Canon, Nikon and the lure of the camera system
With the launch of the 5D Mark III, Canon have responded to Nikon’s new DSLR for professionals, the D800. Canon has chosen not to continue the megapixel arms race – Nikon’s model now boasts a 36Mp sensor – but instead to improve on features on the 5D Mark II, such as auto-focus and noise-handling. It will be interesting to see how the rival offerings fare in the market.
The full-frame digital camera market segment into which these two models have been launched is an effective Canon/Nikon duopoly. They nevertheless compete ferociously, echoing other rivalries between, say, Pepsi and Coke in soft drinks, and Apple and Google in smartphone operating systems.
What sets Canon and Nikon apart, however, is their sustainable competitive andvantage arising from extending of the camera product proposition. If you buy an iPhone, you might go on buy an iPad or a MacBook – but this will be largely to express a brand and lifestyle choice: owning one does not mean you need to buy the rest.

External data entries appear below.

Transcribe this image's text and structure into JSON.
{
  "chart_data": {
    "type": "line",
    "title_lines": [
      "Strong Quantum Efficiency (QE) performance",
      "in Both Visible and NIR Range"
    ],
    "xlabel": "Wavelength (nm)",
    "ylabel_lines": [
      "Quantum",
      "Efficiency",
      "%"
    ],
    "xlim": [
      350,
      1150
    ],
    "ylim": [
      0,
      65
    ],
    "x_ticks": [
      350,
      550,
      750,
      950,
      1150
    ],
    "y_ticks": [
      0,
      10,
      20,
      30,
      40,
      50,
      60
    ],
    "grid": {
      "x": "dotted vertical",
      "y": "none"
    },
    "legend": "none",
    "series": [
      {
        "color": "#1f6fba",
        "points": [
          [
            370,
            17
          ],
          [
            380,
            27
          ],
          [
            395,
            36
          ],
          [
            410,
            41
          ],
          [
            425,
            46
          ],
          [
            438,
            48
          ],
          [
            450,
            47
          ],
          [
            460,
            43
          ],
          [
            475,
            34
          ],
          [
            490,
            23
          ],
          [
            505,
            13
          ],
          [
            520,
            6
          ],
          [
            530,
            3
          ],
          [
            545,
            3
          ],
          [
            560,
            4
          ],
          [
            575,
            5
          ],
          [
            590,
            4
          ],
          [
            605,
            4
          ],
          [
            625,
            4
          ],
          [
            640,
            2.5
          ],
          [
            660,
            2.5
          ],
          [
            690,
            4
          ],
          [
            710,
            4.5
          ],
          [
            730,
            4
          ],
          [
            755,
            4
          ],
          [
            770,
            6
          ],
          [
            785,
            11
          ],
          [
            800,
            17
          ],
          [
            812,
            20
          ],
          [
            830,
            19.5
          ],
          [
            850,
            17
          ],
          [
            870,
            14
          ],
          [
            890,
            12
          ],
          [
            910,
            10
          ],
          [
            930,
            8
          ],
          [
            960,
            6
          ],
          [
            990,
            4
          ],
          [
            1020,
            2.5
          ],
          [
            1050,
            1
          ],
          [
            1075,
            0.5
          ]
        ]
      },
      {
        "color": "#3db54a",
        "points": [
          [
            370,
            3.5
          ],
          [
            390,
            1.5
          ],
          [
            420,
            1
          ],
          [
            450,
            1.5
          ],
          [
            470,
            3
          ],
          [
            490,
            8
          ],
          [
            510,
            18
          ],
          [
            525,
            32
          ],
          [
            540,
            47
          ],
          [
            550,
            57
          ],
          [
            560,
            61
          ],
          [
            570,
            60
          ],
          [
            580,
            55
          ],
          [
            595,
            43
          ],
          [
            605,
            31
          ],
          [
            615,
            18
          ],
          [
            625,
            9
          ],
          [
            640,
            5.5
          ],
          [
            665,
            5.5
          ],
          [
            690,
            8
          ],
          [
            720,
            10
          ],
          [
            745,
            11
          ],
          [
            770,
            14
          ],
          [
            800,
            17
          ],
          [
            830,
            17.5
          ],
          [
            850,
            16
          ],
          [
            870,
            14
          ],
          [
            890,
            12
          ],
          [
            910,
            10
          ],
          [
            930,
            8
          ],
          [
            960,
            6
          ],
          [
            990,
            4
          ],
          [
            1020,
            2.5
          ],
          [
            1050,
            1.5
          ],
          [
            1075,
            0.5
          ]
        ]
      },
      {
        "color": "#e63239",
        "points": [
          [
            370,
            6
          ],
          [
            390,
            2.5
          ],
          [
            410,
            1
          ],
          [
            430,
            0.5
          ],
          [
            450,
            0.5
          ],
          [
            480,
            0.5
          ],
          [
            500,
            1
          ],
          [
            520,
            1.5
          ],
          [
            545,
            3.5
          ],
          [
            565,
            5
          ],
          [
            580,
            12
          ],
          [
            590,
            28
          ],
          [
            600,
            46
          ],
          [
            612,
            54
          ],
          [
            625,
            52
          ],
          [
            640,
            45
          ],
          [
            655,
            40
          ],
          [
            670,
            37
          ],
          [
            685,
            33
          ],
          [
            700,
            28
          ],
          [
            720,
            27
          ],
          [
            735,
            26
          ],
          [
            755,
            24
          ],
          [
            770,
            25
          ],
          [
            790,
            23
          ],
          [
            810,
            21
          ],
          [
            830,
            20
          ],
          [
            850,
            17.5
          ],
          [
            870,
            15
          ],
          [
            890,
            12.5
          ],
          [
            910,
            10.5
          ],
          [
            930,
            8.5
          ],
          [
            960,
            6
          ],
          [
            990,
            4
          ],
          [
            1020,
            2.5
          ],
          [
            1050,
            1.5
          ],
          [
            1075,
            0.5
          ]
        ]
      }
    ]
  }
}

When you buy a camera body, however, you are buying into a system – and an expensive one at that.
Unless you only ever shoot portrait photography, say, you will need to acquire perhaps three or more lenses for different purposes. Whilst their camera bodies tend to attract most of the interest – they boast all the bells and whistles that encourage upgrading – it is on lenses and other peripherals that they can earn wider profit margins.
Given that Canon and Nikon lenses are proprietary, customers get locked into their ‘systems’: having bought lense for one brand, the switching cost, both economic and psychological, is prohibitive. Not only would it be very expensive to trade in all of your kit from one brand to start again from scratch with ‘the opposition’ but, in doing so, you must admit to yourself and perhaps your peers that you were wrong in your previous brand preference.
This is all the more difficult psychologically owing to the brand reinforcement effect of the Internet. Fans gathered on the unoffical NikonRumors.com and CanonRumors.com websites months before the D800 and 5D Mark III were announced, anxious for news and, in the meantime, mutual encouragement in their brand loyalty via the sites’ discussion forums. Canon and Nikon do not appear to grant the owners of these sites any particular favours but might do well to involve them in prototyping and early adopter programmes, bearing in mind the following that they and their sites now enjoy.
As to the 5D Mark III, with a recommended retail price of £2,999, I think it’s over-priced, although like everybody else I await the magazine reviews. For half the price, you can now buy the Mark II, which probably offers 80-90% of the features and image quality. For Nikon users, the D800 body seems to be much reasonably priced at £2,400, with its predecessor, the D700 still being available for less than £1,800.